El sexo de los ángeles

Luis Herrero Goldáraz

Se preguntaba Camba hace cien años quién hace a quién, el "grande hombre" al escultor o el escultor al "grande hombre". Y la cosa tenía su miga porque una nación como aquella España, tan repleta de repente de estatuas de hombres ilustres, no podía decirse que fuese una nación fallida. ¿Cómo puede encontrarse en decadencia un país que produce grandes hombres suficientes para emplear diariamente a cien escultores?, se preguntaba el escritor gallego. Pues podía y lo estaba, al parecer, ya que, mientras los tallistas desempleados se paseaban por los pueblos rebuscando en la hemeroteca ciudadana cualquier atisbo de hombre relevante al que dejar inmortalizado en piedra, lo que no hicieron fue buscar grandes mujeres, y así el mapa de personajes históricos con los que decorar rotondas quedó tristemente descompensado.

En Madrid, según una noticia reciente, las efigies dedicadas a mujeres constituyen el cuatro por ciento del total, mientras que las dedicadas a hombres el cuarenta y cuatro. De esos datos llamativos se deduce que un cincuenta y dos por ciento de las estatuas madrileñas han sido levantadas en honor a elevadas consideraciones filosóficas o enjundiosas elaboraciones abstractas, y no a personas. ¡Menuda sorpresa!
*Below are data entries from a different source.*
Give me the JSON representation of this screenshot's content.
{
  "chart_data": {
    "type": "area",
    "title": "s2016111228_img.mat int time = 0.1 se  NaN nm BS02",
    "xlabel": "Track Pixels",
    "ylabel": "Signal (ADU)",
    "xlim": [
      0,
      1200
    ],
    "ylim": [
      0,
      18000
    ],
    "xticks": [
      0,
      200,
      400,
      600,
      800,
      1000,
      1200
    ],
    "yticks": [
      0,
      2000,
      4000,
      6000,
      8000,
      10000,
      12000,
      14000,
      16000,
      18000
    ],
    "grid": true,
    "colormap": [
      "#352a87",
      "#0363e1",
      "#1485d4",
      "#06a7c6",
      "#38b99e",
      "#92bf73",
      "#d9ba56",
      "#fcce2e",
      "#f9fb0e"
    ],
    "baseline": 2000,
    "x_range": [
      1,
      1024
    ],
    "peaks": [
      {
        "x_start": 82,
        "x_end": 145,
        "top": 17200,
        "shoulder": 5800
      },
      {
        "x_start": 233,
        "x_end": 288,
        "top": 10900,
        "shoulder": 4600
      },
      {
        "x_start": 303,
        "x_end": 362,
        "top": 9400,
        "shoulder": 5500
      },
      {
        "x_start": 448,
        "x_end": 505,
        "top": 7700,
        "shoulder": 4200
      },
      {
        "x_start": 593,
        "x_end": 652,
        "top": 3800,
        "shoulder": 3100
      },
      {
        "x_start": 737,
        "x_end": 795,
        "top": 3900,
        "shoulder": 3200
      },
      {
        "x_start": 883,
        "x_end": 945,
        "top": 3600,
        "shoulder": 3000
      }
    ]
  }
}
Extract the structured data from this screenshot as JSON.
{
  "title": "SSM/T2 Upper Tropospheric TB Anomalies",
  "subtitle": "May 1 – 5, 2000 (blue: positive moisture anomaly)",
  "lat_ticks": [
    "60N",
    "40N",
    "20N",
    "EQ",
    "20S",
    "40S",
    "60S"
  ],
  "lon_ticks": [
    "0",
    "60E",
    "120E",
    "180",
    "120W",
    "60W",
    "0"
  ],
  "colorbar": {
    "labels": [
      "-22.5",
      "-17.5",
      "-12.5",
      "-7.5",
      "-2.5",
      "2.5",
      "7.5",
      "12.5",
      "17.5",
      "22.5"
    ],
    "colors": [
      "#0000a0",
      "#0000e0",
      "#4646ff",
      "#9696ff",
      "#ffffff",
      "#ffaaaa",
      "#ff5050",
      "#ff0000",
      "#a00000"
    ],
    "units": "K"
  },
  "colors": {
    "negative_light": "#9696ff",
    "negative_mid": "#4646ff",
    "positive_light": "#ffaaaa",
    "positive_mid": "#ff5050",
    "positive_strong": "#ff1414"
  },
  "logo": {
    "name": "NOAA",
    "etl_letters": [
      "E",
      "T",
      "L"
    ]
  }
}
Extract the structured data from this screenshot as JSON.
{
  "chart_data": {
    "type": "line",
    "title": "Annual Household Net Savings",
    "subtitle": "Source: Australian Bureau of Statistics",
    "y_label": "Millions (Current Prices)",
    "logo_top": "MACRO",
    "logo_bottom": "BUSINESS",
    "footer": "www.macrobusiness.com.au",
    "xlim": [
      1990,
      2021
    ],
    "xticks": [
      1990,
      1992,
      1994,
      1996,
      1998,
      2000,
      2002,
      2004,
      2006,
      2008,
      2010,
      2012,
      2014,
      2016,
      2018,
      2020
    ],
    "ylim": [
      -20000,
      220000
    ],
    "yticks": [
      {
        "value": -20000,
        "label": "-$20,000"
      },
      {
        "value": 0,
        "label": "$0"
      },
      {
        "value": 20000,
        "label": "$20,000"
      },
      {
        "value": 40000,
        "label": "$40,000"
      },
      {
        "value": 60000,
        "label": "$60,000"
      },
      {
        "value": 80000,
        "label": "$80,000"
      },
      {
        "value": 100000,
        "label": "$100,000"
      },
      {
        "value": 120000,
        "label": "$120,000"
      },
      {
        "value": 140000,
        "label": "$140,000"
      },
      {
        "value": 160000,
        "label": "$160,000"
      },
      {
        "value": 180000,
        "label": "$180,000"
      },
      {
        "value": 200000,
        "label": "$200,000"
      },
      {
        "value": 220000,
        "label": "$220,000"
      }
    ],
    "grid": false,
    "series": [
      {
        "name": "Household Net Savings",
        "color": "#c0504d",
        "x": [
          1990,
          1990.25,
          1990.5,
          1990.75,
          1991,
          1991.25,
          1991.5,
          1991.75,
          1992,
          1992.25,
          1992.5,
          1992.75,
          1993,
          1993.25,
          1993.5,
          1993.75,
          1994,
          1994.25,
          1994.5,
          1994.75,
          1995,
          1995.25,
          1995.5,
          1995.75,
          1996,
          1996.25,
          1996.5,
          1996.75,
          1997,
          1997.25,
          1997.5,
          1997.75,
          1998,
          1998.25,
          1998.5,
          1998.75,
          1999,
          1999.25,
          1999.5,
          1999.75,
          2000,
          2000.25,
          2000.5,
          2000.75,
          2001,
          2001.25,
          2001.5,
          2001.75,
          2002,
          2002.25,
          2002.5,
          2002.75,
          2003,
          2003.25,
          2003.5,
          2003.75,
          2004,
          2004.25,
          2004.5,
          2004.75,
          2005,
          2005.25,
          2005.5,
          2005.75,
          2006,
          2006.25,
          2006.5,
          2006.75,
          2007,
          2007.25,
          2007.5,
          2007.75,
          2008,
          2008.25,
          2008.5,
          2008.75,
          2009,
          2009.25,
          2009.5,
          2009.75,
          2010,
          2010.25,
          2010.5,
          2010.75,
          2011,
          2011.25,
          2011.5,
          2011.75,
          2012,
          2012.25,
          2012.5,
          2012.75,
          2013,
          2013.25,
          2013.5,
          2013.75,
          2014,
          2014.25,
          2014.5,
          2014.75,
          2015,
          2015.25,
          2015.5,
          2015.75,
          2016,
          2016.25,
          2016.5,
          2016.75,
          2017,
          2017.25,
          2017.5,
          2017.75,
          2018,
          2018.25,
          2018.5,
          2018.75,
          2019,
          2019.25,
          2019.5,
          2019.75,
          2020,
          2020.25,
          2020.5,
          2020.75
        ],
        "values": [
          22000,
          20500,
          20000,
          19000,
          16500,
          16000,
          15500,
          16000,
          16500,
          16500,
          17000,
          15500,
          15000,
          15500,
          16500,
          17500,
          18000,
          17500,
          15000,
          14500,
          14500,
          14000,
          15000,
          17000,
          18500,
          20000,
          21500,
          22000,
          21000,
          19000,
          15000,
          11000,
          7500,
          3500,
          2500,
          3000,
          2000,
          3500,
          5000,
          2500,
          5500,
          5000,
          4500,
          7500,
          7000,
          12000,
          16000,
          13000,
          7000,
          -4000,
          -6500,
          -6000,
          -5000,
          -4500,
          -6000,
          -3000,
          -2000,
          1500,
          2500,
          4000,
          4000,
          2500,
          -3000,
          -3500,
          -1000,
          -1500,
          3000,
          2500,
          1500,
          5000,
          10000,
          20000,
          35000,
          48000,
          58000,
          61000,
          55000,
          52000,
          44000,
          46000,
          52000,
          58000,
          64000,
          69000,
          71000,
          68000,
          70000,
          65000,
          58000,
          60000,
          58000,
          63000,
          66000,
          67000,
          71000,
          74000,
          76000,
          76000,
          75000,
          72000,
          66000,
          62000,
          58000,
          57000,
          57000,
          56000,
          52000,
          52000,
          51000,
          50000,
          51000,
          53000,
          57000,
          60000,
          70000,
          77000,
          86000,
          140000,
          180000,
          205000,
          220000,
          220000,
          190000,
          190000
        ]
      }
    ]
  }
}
Aunque la cosa no está del todo clara porque tampoco se conoce el dato de monumentos centrados en deidades. Todo esto me hace sospechar que más pronto que tarde tendremos que bajar al barro y debatir acaloradamente acerca del sexo de las estatuas de los ángeles, lo que a mí, ciertamente, me apetece un rato.

La escena no tendría por qué resultar demasiado absurda, pienso yo. Al menos en estos tiempos en los que tampoco es que nos encontremos sitiados por ningún enemigo que quiera tomar Constantinopla. A Madrid no sé quién la quiere dominar exactamente, aunque para algunos ya haya sido conquistada por el ciclón político de Díaz Ayuso y para otros todavía sufra los embates rencorosos de independentistas verborreicos, que la acusan de paraíso fiscal como podrían haberla tildado de islote filofascista. Ya se sabe que lo importante para los nacionalistas no es el mal concreto de Madrid, siempre que continúe pareciéndose a ese monstruo que les permite seguir haciéndose pasar por víctimas.

En otra parte de la capital, concretamente en el Congreso, ciertos catalanes independentistas no es que pretendan que debatamos acerca del sexo de los ángeles, pero prefieren hablar de los derechos de los idiomas. La discusión es altamente interesante y daría para varias preguntas cambianas: ¿es el catalán el que hace al oprimido, o el oprimido el que hace al catalán? ¿Hace falta haber nacido en Cataluña para poder reivindicarse como agraviado histórico, o basta con chapurrear la lengua? ¿Puede un hablante catalán ser también un opresor, por ejemplo, si señala a una familia que pretende hacer cumplir la ley que les permite estudiar en castellano? ¿O es que el grado de opresión a la catalanidad es anterior, y por lo tanto prioritario? Ciertamente, la solución de algunos a la encrucijada es primorosa. Lo urgente es que todos los españoles empleemos varios millones de nuestros impuestos en doblar un contenido que ya está disponible en un idioma entendido por todos. Y de la opresión real ya discutiremos otro día.

¡Qué país tan curioso el nuestro! Luego dirán que los filósofos sólo provienen de Alemania y que los intelectuales patrios se conforman meramente con diluir sus teorías en las páginas de sus ficciones literarias. Eso es porque nadie ha reparado en la labor de nuestros políticos. Y mucho menos en la de nuestros escultores. Me pregunto cuántos de ellos serán mujeres.